Side-by-side, the comparison doesn't look good.
News from the United Kingdom this week shows what is possible when political leaders work together in the best interests of a nation rather than tearing each other apart. Conservative UK Prime Minister David Cameron, alongside his Liberal Democrats Deputy Prime Minister Nick Clegg and the Labour Opposition Leader Ed Miliband, issued a joint statement committing the UK to serious, far-reaching action on climate change.
“Climate change is one of the most serious threats facing the world today,” the statement read. “It is not just a threat to the environment, but also to our national and global security, to poverty eradication and economic prosperity.” The three major British political parties then agreed to chart a common course to seek a fair and strong global climate deal which limits temperature rises to below 2C, and to phase out all unabated coal-fired power stations.
Some context is needed here. Britain is facing a general election in May as world leaders negotiate a global agreement in Paris this December which would see every country sign up to the global effort to avoid dangerous climate change and commit to real pollution cuts. This remarkable display of British bipartisanship ensures that whatever happens in May, the UK Government will play a leading role in securing strong global agreement.
The British have elevated climate change above the imminent churn of an election campaign, placing climate change where it should be on the national agenda: right in the middle, and above short term politics. Right now, it’s hard to imagine Australian politics reaching this level of bipartisanship.
To put it bluntly, both climate change and energy policy in Australia have been pushed around like a political football and are now in a state of chaos. Let’s go through the list.
The Renewable Energy Target is an open wound that is currently damaging both the government and the economy. Tony Abbott took something which was working successfully, pulled the rug out from under the industry, and is slowly suffocating the renewable energy investment in Australia. Renewable investment fell 88 percent in 2014, meaning we are now behind Myanmar and other developing countries when it comes to renewable investment. This is a mess of the Government’s own making. With the Prime Minister’s new commitment to ‘good government’ he should drop his Government’s unpopular and rather bizarre opposition to renewable energy.
The Energy White Paper is already months behind schedule. Its forerunner, the Green Paper, amazingly mentioned climate change just twice, and had little to say about renewable energy. Instead with its focus on removing barriers to mining, it positioned Australia as little more than a quarry, desperately clinging onto the polluting energy sources of the past.
The working carbon price was scrapped and the Direct Action scheme is behind schedule and seriously underfunded. The first round of auctions to determine which polluters receive their subsidy were due the first quarter of 2015. Last week, the Government announced the first auctions would not be before April. Updated modelling from Reputex revealed Direct Action would get Australia nowhere near our 2020 target without billions of dollars in extra funding.
Looming over all this chaos is the end of year Paris conference. The world is closer than we’ve ever been to finalising an international agreement which commits all nations to cutting carbon pollution. To get there, the UN is asking countries to announce what they are prepared to do and how much pollution they are prepared to cut in the years beyond 2020?
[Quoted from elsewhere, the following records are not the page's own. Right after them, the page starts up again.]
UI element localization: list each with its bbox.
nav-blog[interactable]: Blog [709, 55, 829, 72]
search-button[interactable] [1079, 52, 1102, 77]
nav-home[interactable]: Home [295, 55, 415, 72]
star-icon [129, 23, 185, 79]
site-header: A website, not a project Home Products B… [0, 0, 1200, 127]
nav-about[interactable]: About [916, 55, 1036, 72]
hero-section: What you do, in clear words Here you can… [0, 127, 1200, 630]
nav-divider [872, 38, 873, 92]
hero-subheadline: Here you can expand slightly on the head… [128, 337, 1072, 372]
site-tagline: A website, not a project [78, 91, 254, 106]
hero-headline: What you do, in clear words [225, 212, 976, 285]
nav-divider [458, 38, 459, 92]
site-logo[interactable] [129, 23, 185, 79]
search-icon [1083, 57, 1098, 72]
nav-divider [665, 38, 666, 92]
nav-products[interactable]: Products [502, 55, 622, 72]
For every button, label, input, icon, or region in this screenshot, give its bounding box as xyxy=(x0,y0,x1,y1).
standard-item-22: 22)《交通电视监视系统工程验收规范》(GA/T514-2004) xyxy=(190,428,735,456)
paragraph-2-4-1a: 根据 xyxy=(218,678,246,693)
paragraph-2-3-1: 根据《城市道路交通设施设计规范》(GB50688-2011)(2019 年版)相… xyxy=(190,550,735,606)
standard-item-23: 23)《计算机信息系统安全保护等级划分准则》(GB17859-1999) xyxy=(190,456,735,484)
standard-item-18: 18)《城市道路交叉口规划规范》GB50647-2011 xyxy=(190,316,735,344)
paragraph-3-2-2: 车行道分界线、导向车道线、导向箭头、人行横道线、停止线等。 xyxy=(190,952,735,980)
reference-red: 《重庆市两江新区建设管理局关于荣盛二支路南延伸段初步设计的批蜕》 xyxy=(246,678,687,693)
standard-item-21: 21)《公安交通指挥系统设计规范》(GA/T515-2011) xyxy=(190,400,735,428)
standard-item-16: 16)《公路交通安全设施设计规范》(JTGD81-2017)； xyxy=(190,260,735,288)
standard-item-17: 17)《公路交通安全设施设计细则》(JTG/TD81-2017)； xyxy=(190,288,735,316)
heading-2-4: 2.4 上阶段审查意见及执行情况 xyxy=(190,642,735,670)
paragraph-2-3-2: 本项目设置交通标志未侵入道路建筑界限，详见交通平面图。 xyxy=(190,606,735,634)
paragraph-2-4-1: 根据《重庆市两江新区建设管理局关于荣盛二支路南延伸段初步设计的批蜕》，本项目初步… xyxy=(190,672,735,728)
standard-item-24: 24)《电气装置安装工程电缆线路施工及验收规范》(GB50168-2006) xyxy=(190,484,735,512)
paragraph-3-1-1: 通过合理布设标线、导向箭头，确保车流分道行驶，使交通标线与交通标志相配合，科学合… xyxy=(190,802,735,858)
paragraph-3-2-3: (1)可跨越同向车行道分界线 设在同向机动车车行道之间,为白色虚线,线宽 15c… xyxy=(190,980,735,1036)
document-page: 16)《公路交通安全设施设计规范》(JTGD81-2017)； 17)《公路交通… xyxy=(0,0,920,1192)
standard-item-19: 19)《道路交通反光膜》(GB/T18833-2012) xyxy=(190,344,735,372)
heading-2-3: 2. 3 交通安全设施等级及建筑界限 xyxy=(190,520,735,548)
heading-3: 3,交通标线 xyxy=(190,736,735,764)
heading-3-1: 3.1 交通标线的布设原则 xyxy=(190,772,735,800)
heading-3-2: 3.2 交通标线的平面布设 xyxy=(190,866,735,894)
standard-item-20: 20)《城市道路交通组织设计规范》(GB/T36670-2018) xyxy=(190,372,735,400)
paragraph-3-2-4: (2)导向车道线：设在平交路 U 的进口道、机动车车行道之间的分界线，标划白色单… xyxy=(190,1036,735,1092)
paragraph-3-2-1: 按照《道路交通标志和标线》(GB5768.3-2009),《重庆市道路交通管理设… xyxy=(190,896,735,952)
At the UN’s Lima climate change meeting in December, nations agreed to announce targets by the end of March. Immediately, Australia undermined this international approach by deciding on its own timetable. So we won’t hear what our government will take to Paris until June at the earliest – at least three months’ late. The European Union is going to announce in a few weeks, with the US and other nations expected to follow. We’re already being shown up as the odd one out in global negotiations – the recalcitrant, pugilistic bully at the back of the classroom.
The lead up to Paris will see significant international pressure come to bear on Australia. In late 2014, we got a taste of this pressure, when the US President pointed out we could do more, and we were criticised at Lima. This will only grow through 2015, as nations start to call Australia out as the ‘colossal fossil’ we are fast becoming.
In Paris, the Abbott Government is left with two options: defy the world, or come up with a climate change policy where we do our fair share of cutting pollution. I hope they choose the latter for the sake of all Australians.
The late Nelson Mandela once said that it always seems impossible, until its done. In that spirit of achieving the seemingly impossible, I look forward to the day that Australian political parties look to their political allies in the UK and make climate change an issue that transcends political cycles and ideologies. Mr Abbott and Mr Shorten, please take that great leap forward in bipartisan climate leadership.
Kelly O’Shanassy is the CEO of the Australian Conservation Foundation, a non-partisan environment group.